The Extensible Markup Language, or XML—a way of structuring data inside semantic tags that allow it to be interpreted consistently across disparate information systems—is the key to many types of business software today, not to mention the entire Web 2.0 revolution. And on Sunday, the critical Web standard turned 10 years old.
The Cambridge-based World Wide Web Consortium, which approved XML 1.0 as a recommended standard on February 10, 1998, is collecting “XML stories” or personal reminiscences from Web luminaries and plans a series of birthday-celebration events throughout 2008, according to a press release issued by the non-profit organization today. Befitting the geekiness of the anniversary, the W3C has also published an online guest book where netizens can leave their thoughts about XML.
“There is essentially no computer in the world, desk-top, hand-held, or back-room, that doesn’t process XML sometimes,” Tim Bray, director of web technologies at Sun Microsystems and a major contributor to (and co-editor of) the XML 1.0 standard, said in the W3C’s release. “This is a good thing, because it shows that information can be packaged and transmitted and used in a way that’s independent of the kinds of computer and software that are involved. XML won’t be the last neutral information-wrapping system; but as the first, it’s done very well.”

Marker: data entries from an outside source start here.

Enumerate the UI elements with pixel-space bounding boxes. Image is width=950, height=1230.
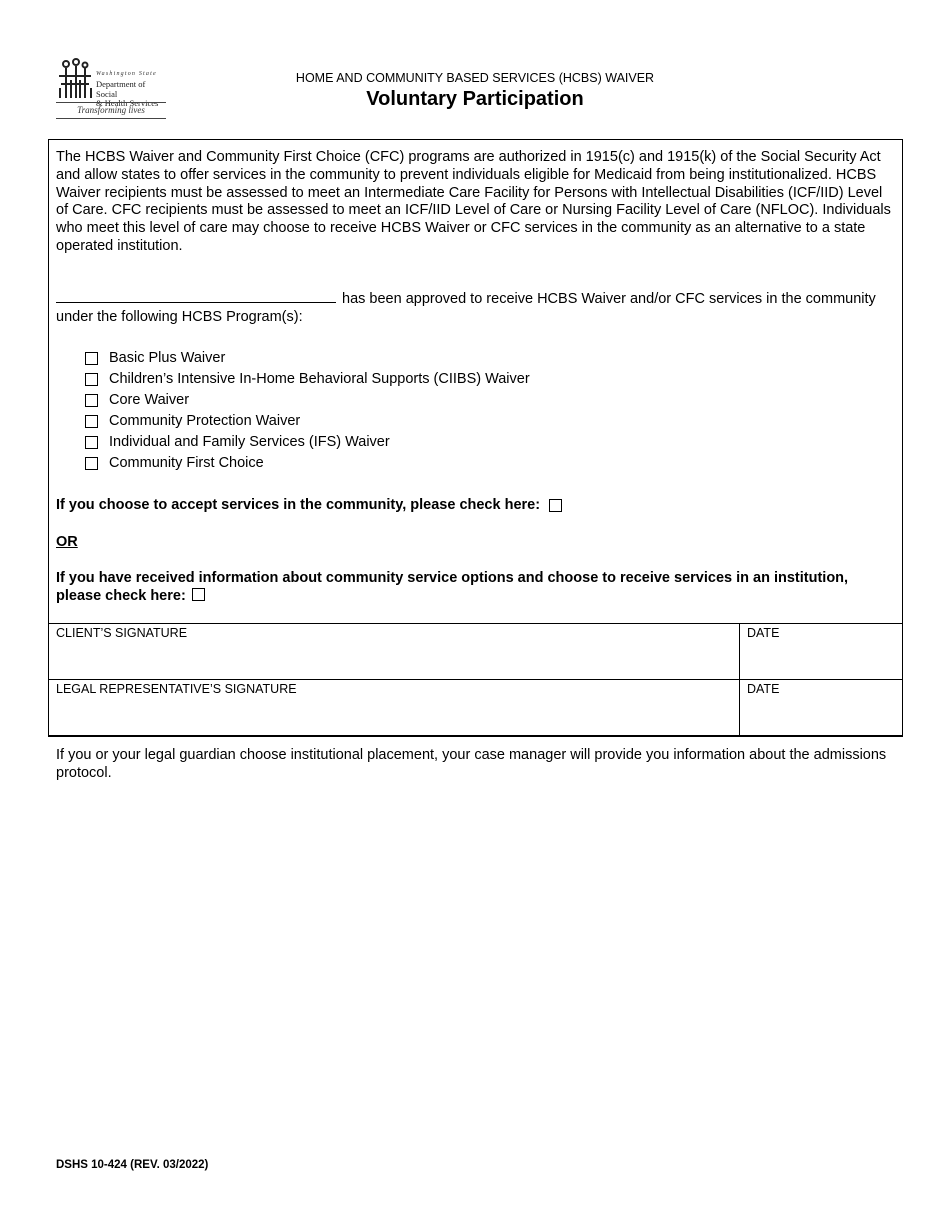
list-item	[85, 432, 530, 453]
accept-community-statement	[56, 496, 562, 514]
program-checkbox-cfc[interactable]	[85, 457, 98, 470]
list-item	[85, 348, 530, 369]
client-date-label: DATE	[747, 626, 780, 640]
logo-department: Department of Social & Health Services	[96, 79, 159, 108]
approved-statement	[56, 289, 894, 326]
program-label: Community First Choice	[109, 455, 264, 471]
institution-statement	[56, 569, 856, 605]
legal-rep-date-label: DATE	[747, 682, 780, 696]
signature-table	[48, 623, 903, 736]
list-item	[85, 411, 530, 432]
list-item	[85, 390, 530, 411]
program-checkbox-ifs[interactable]	[85, 436, 98, 449]
program-label: Basic Plus Waiver	[109, 350, 226, 366]
form-subtitle: HOME AND COMMUNITY BASED SERVICES (HCBS) WAIVER	[295, 71, 655, 85]
program-label: Individual and Family Services (IFS) Waiver	[109, 434, 390, 450]
program-list	[85, 348, 530, 474]
approved-text: has been approved to receive HCBS Waiver and/or CFC services in the community under the following HCBS Program(s):	[56, 291, 876, 325]
form-title: Voluntary Participation	[366, 88, 584, 110]
client-signature-field[interactable]	[49, 624, 740, 680]
dshs-logo	[56, 58, 168, 120]
legal-rep-signature-field[interactable]	[49, 680, 740, 736]
accept-community-text: If you choose to accept services in the community, please check here:	[56, 497, 541, 513]
program-checkbox-basic-plus[interactable]	[85, 352, 98, 365]
client-date-field[interactable]	[740, 624, 903, 680]
accept-community-checkbox[interactable]	[549, 499, 562, 512]
list-item	[85, 369, 530, 390]
dshs-figures-icon	[56, 58, 94, 100]
program-label: Children’s Intensive In-Home Behavioral Supports (CIIBS) Waiver	[109, 371, 530, 387]
program-checkbox-community-protection[interactable]	[85, 415, 98, 428]
legal-rep-date-field[interactable]	[740, 680, 903, 736]
institutional-placement-note: If you or your legal guardian choose institutional placement, your case manager will provide you information about the admissions protocol.	[56, 747, 887, 781]
program-checkbox-ciibs[interactable]	[85, 373, 98, 386]
legal-rep-signature-label: LEGAL REPRESENTATIVE’S SIGNATURE	[56, 682, 297, 696]
intro-paragraph: The HCBS Waiver and Community First Choice (CFC) programs are authorized in 1915(c) and 1915(k) of the Social Security Act and allow states to offer services in the community to prevent individuals eligible for Medicaid from being institutionalized. HCBS Waiver recipients must be assessed to meet an Intermediate Care Facility for Persons with Intellectual Disabilities (ICF/IID) Level of Care. CFC recipients must be assessed to meet an ICF/IID Level of Care or Nursing Facility Level of Care (NFLOC). Individuals who meet this level of care may choose to receive HCBS Waiver or CFC services in the community as an alternative to a state operated institution.	[56, 149, 891, 254]
or-separator: OR	[56, 534, 78, 550]
institution-checkbox[interactable]	[192, 588, 205, 601]
institution-text: If you have received information about community service options and choose to receive services in an institution, please check here:	[56, 570, 849, 604]
form-header	[240, 70, 710, 112]
logo-state: Washington State	[96, 71, 157, 77]
form-number: DSHS 10-424 (REV. 03/2022)	[56, 1159, 209, 1171]
client-signature-label: CLIENT’S SIGNATURE	[56, 626, 188, 640]
list-item	[85, 453, 530, 474]
client-name-field[interactable]	[56, 289, 336, 303]
program-checkbox-core[interactable]	[85, 394, 98, 407]
logo-tagline: Transforming lives	[77, 105, 145, 115]
program-label: Community Protection Waiver	[109, 413, 301, 429]
program-label: Core Waiver	[109, 392, 190, 408]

Bray has already published his own XML recollections, and Uche Ogbuji, principal consultant for Fourthought Inc., has published a paper on IBM’s DeveloperWorks website calling the last 10 years “the XML Decade.” Ogbuji tells an interesting story about the COBOL programming language, a business-oriented language that had nearly gone extinct until the late 1990s. That was when hundreds of companies still using decades-old legacy COBOL software realized that the Y2K problem could sink their systems—resulting in a huge new demand for COBOL programmers who could write around the problem.

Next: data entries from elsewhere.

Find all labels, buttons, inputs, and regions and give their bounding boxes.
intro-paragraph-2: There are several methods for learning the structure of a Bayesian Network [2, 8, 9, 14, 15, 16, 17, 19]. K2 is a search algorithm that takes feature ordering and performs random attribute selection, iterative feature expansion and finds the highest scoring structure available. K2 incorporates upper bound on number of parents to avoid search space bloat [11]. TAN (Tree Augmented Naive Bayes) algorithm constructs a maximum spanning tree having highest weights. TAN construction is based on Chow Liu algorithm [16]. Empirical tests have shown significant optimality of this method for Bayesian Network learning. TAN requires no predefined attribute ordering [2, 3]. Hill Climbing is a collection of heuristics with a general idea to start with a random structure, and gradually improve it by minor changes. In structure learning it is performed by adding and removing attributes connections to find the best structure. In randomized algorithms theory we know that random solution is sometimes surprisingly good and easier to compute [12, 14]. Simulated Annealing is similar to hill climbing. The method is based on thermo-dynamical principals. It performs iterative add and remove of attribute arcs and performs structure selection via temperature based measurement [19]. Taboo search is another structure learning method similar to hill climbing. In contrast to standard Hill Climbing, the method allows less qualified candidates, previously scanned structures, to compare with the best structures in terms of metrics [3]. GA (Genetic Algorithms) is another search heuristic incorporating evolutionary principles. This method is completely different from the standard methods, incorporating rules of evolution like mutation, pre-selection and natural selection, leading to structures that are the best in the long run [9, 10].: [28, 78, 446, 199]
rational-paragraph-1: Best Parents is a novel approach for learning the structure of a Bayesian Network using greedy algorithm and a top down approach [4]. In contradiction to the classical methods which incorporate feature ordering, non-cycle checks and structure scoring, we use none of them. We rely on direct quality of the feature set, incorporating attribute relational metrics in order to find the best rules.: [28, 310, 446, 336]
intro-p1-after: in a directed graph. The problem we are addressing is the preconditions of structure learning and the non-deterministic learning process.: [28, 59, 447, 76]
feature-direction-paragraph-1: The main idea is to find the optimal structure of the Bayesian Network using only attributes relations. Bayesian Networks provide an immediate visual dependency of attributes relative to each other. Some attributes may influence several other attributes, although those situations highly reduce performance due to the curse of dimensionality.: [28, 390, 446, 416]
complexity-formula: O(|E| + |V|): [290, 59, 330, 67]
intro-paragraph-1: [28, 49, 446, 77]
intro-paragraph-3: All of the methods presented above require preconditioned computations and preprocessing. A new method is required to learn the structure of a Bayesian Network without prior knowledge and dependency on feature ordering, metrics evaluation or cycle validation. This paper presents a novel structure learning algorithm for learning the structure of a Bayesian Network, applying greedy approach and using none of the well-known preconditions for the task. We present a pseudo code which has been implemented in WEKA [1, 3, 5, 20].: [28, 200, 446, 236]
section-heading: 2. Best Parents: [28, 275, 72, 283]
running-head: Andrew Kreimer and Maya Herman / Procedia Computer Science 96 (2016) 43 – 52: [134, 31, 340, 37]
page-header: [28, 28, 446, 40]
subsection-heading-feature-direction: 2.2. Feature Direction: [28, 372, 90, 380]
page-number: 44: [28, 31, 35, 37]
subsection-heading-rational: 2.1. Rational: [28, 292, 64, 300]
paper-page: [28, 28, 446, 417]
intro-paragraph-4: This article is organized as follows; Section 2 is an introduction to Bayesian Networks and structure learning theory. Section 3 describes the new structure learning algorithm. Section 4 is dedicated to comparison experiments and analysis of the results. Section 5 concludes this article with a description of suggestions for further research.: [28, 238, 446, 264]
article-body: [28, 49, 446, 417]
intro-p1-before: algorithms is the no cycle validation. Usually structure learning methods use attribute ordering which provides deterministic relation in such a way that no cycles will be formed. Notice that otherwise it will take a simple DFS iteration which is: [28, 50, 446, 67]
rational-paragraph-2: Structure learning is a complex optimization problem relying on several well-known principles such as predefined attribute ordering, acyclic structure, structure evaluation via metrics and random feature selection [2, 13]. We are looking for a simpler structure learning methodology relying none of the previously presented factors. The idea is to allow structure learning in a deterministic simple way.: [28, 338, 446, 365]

Ogbuji calls the crisis “an extraordinary waste in resources spent agonizing over past assets rather than productively developing new ones”—the main lesson being that “it is extremely valuable to develop data so that it outlives the applications that presently operate on it. XML, used properly can help prevent such crises in productivity as the artificial COBOL boom of the 1990s, and even better, it can be a building block rather than a stumbling block for productivity by pointing the way to new applications in the constant quest for competitiveness.”